Depuis 2011, le collège Saint Louis à Corsier (GE) utilise le logiciel Pronote. Une plateforme accessible sur internet et qui permet aux parents de tout savoir en quelques clics.
Mais sur ce type de logiciel, il n'y pas que les absences, les notes et les problèmes de comportement qui sont collectés. Des données très privées y figurent aussi, comme le numéro d'AVS des parents, leur date de naissance, leurs numéros de téléphone et adresses électroniques ou leur lieu d'origine. Encore plus intimes, les problèmes de santé, et même la religion, précisée dans les écoles du canton de Fribourg.
Une sorte de Big Brother scolaire avec lequel les enseignants composent au quotidien. Sophie Larvor, la doyenne du collège Saint Louis, reconnaît un aspect "un peu angoissant" à l'idée d'être tous fichés. Mais la facilité pour la gestion quotidienne l'emporte: "On a 240 enfants dans l'école. On ne les connaît pas tous, il est donc très intéressant d'utiliser Pronote pour voir le suivi", explique-t-elle.
Un logiciel piraté par un élève
Au total, ce sont des milliers de données personnelles qui sont collectées. Mais le directeur du collège l'assure: tout est mis en oeuvre pour protéger et sécuriser ces informations grâce, notamment, aux mots de passe qui sont changés régulièrement.

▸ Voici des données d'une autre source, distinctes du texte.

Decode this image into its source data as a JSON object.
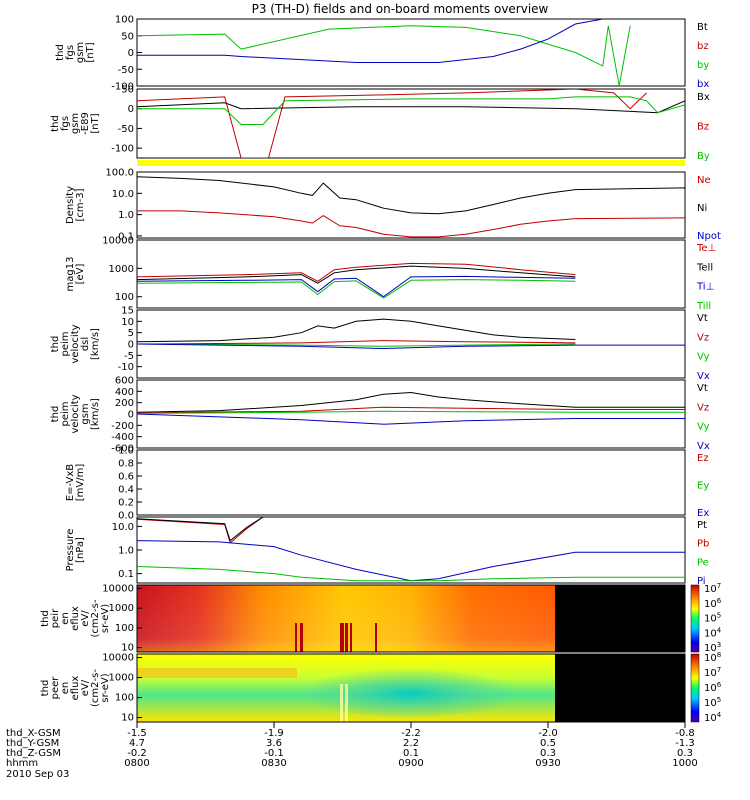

Mais surprise. Lorsque l'équipe de la RTS a tenté de se connecter, son navigateur l'a mise en garde: le site n'est pas suffisamment sécurisé.
Jean Praz, le directeur de Saint Louis, minimise: "Je pense que ça ne pose pas de problème, dans la mesure où on a toute une série de barrières qui viennent après. On a quand même plusieurs étapes avant d'arriver à pénétrer dans le système lui-même. Les gens qui feraient une intrusion seraient bloqués avant", assure-t-il dans le 19h30.
Sauf que le risque existe bel et bien, à en croire l'exemple récent, en France, d'un élève qui a réussi à pirater ce même logiciel. Depuis, certains cantons romands prennent la menace très au sérieux.
A Neuchâtel, les données stockées avec celles de la police
A Neuchâtel, c'est dans le data center ultra sécurisé du canton que sont stockées toutes les données scolaires, avec celles de la police. Car en cas de vol, ces informations seraient une mine d'or pour les entreprises.
"On peut imaginer qu'un futur maître d'apprentissage soit intéressé par certaines informations d'un élève qu'il reçoit. On peut aussi imaginer des ressources commerciales qui pourraient être ciblées par rapport à des compétences d'élèves. Leur sécurité est donc importante pour garantir une virginité numérique à nos élèves", souligne Patrick Duvanel, chef de l'Office de l'informatique scolaire de Neuchâtel.
"Impossible de tout contrôler"
Peu de parents ont réellement conscience de la sensibilité des données collectées sur leurs enfants. "On n'a pas reçu d'information à ce propos-là, et pas du tout sur la sécurité des données. On est obligé de faire confiance parce qu'une fois la scolarité terminée, on ne sait pas du tout ce qu'ils font de ces données", soulève Sophie Moulin, une représentante des parents d'élèves de Neuchâtel.
Aujourd'hui, tous les établissements publics romands utilisent ce genre de logiciels: Memo, Cloe, Neo, Primeo. Quel que soit le nom, la loi est très stricte.
Je ne peux pas m'assurer que tous les établissements ne récoltent que les données qui sont nécessaires
Mais de l'aveu même du préposé à la protection des données des cantons de Neuchâtel et du Jura, Christian Flückiger, il est impossible de tout contrôler: "Il y a 2000 enseignants dans le canton de Neuchâtel et 20'000 élèves. Donc tout ce que je peux faire, c'est donner les bonnes pratiques et intervenir si quelqu'un dénonce un traitement incorrect. Mais on n'est pas à l'abri que, parmi les centaines de milliers de données, toutes ne respectent pas la protection des données. Je ne me fais pas d'illusion."
Durée de conservation de 3 à... 100 ans
Pour éviter les dérives, ces données scolaires doivent être détruites dès la fin de la scolarité. Mais les règles varient d'un canton à l'autre: de 3 ans de conservation en Valais contre 100 ans à Genève.
Des délais excessifs pour Sylvain Métille, avocat spécialisé dans la protection des données: "Ça paraît difficilement justifiable, puisque les données doivent être conservées le temps de l'objectif. On peut admettre un petit délai, ensuite ça devrait être basculé dans les archives."
Ces archives, elles, sont consultables dans chaque canton sur simple demande. Dès 8 ans, un enfant peut exiger de connaître toutes les données conservées dans son fichier.